SOBREVIVIENTES
103024
Por
Samuel Akinin
Hace poco cumplí mis setenta
años. Muchos de ellos los he querido olvidar. Vivir con esas
memorias, no se llama vivir. Noches de insomnio, de
pesadillas y malos recuerdos por siempre me acompañan.
Siempre sentí distancia entre la vida y la muerte. Las almas
de mis padres, de mis hermanos y de la casi totalidad de mi
familia, no pueden reposar en paz en sus tumbas, después de
casi cincuenta años. Mi silencio no les permite descanso.
Debo revivir y dar a conocer mi pasado, mi vida.
Nieto de Isaac Trachtenberg
y de Margula Goldman, ricos comerciantes
especializados en pieles, cueros tratados y artículos
derivados. Junto a mis tres hermanos menores, Edmundo,
nacido el 25 de septiembre de 1.925, mi hermana Bronia
en el año 1.926, Salomón en el 27 y yo, Max,
nacido el día 19 de agosto de 1.923, somos hijos de
Jacobo Trachtenberg y de Julia (Yulche) Griffel.

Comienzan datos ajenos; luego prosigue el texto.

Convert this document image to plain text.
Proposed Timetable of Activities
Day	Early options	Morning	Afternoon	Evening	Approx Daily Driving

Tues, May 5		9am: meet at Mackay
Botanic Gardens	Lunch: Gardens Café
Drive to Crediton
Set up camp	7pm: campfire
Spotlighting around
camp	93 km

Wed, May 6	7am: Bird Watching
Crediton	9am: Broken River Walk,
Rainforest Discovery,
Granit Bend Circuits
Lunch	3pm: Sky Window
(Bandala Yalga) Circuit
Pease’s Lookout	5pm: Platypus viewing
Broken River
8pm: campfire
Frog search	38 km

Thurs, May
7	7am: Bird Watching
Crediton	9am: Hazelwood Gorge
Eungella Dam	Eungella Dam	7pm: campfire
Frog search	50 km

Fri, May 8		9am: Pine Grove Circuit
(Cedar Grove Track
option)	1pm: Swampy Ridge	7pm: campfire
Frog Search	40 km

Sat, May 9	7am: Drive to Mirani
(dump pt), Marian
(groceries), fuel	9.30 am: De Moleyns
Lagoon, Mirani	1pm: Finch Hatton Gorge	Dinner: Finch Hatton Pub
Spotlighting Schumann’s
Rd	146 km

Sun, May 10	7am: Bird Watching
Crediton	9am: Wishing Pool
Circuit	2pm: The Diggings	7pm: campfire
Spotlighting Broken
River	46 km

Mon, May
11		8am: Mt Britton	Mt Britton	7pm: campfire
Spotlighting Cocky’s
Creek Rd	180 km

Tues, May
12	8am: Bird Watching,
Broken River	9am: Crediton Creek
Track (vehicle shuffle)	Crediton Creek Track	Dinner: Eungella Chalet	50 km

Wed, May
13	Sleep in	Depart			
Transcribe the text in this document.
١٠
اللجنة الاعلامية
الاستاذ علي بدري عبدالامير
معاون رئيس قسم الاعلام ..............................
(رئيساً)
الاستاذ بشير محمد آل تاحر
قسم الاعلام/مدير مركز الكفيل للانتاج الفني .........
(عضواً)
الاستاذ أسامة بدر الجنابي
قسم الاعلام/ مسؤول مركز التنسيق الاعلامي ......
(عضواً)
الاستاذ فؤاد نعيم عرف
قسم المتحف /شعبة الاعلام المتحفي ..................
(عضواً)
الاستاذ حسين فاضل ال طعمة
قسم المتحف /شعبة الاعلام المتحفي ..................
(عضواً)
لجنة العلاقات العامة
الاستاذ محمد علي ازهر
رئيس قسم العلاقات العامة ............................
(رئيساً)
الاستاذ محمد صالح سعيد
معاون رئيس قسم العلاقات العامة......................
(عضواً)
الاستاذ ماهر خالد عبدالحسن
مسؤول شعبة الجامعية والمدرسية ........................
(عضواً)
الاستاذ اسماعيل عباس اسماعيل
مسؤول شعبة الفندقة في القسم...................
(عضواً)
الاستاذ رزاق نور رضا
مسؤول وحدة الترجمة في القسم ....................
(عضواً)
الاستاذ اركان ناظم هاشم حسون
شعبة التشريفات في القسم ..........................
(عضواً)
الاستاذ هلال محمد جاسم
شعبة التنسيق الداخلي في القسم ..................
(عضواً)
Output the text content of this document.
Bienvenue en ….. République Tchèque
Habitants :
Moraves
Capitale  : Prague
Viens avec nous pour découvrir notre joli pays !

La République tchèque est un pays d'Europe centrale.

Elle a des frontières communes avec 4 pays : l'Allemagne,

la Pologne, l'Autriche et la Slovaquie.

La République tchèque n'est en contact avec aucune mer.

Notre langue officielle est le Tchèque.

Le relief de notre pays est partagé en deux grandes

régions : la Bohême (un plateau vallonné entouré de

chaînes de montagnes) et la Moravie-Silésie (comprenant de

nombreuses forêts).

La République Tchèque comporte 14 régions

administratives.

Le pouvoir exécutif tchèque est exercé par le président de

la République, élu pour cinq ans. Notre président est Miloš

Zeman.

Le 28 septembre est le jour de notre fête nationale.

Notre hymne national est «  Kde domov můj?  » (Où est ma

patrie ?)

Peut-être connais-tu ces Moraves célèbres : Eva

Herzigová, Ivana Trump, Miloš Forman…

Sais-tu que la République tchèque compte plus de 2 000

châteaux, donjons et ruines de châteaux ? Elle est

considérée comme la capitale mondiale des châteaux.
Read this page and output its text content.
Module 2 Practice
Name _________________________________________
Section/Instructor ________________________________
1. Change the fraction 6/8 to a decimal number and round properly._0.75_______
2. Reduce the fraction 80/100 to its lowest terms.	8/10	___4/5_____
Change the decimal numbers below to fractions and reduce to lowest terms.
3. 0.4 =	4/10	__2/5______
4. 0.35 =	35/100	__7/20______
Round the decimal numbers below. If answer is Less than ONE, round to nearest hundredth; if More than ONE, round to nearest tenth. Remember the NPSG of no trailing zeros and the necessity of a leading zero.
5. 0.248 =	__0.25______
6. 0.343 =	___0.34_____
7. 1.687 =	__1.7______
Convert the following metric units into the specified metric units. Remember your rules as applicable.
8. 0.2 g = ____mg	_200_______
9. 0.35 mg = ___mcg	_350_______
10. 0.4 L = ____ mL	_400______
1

Mi padre, natural de Zocal, Ucrania, era industrial,
poseía una fábrica de zapatos; mi madre, polaca, de
Schnatin , era violinista de profesión. Nosotros
nacimos en Viena, Austria.
Perdimos a mi hermanita Bronia
con apenas año y medio de nacida. Nuestro camino de la
muerte comienza en el año de 1.939, cuando llega el
antisemitismo con toda su fuerza a nuestro pueblo Kracov, en
Polonia. Por las persecuciones y las constantes molestias,
nos mudamos a Voyisuav, ubicado a escasos 12
kilómetros de Senyison. Es el año de 1.942; es la
víspera del año nuevo judío. Los alemanes vienen con la
orden de limpiar el pueblo de judíos. Toman a las
mujeres y a los niños. Ellos nos separan de mi madre y de mi
hermanito Salomón. Solamente una despedida nos es permitida.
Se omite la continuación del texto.